Maden ve enerji şirketlerinin doğa talanını kolaylaştırmak için çıkartılan 7554 sayılı ‘işgal yasanın’ iptali için Anayasa Mahkemesinden acilen yürürlüğü durdurma kararı beklerken, şirketlere verilen ruhsatların geldiği dehşet verici boyutu görüyoruz.

“İKLİM KRİZİNE AYRILAN PAY YÜZDE 0.5”
Adında iklim geçen bakanlığın 2026 yılı bütçesinde iklim krizi ile mücadeleye ayrılan pay yüzde 0.5’tir. Fosil yakıt bağımlılığını azaltacak, adil dönüşümü ve enerji yoksulluğuyla mücadeleyi esas alacak politikaların gündemde olmadığını göstermektedir. “İklim kanunu” adıyla çıkarılan düzenlemeler, ekolojik krizi çözmek yerine piyasa temelli bir emisyon yönetimine indirgemektedir.”

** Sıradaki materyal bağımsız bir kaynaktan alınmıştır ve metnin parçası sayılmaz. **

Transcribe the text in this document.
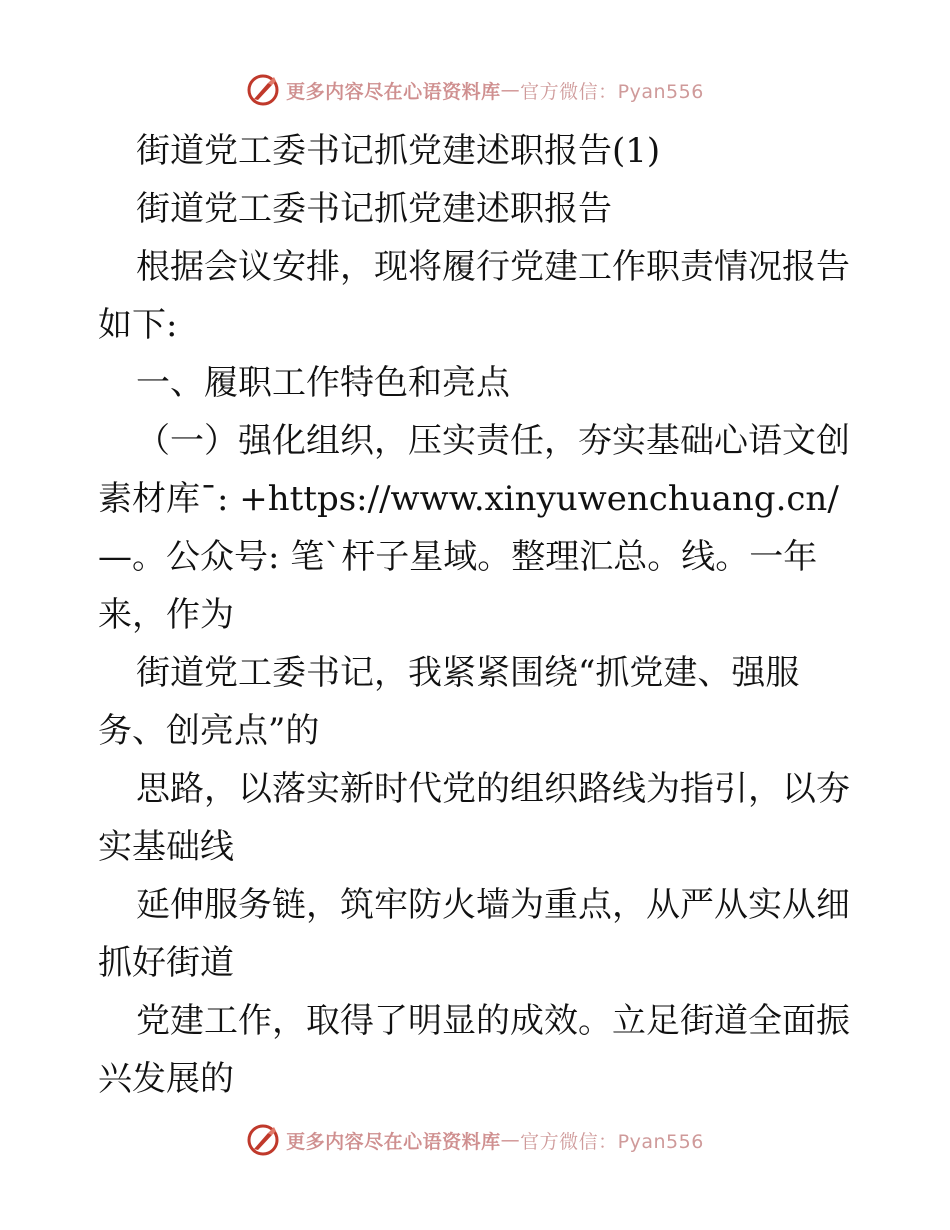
更多内容尽在心语资料库 — 官方微信：Pyan556

街道党工委书记抓党建述职报告(1)

街道党工委书记抓党建述职报告

根据会议安排，现将履行党建工作职责情况报告如下:

一、履职工作特色和亮点

（一）强化组织，压实责任，夯实基础心语文创素材库¯: +https://www.xinyuwenchuang.cn/—。公众号: 笔`杆子星域。整理汇总。线。一年来，作为

街道党工委书记，我紧紧围绕“抓党建、强服务、创亮点”的

思路，以落实新时代党的组织路线为指引，以夯实基础线

延伸服务链，筑牢防火墙为重点，从严从实从细抓好街道

党建工作，取得了明显的成效。立足街道全面振兴发展的

更多内容尽在心语资料库 — 官方微信：Pyan556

“EKOLOJİK BÜTÇE İSTİYORUZ”
Toprağımızı Vermiyoruz Kampanyası’nın açıklamasında “Yaşam için bütçe, doğa için bütçe” denilerek talepler şu şekilde sıralandı:
“2026 bütçesini kabul etmiyor, yaşamı, halkı ve doğayı merkezine alan bir bütçenin mümkün olduğunu hatırlatıyoruz. Bu kapsamda;
· Kentler, sermaye için genişleyen beton adalar olmaktan çıkarılıp herkes için iklim krizine ve afetlere dayanıklı yeşil yaşam alanlarına dönüştürülsün.
· İklim krizinin çözümüne ayrılan kaynak, göstermelik başlıklardan çıkarılıp gerçek bir dönüşüm bütçesine dönüştürülsün; enerji yoksulluğuyla mücadele, afetlere hazırlık, ekosistem restorasyonu ve su yönetimi için bağlayıcı hedefler ve şeffaf izleme mekanizmalarıyla büyütülsün.
· Kirletenin kollandığı vergi ve teşvik sistemi sona ersin, diyoruz.
Bizler, doğayı, emeği, kentleri ve yaşamı koruyan; rantı değil, toplumsal adaleti önceleyen bir ekolojik bütçe için herkesi tarihi sorumluluğu üstlenmeye davet ediyoruz.”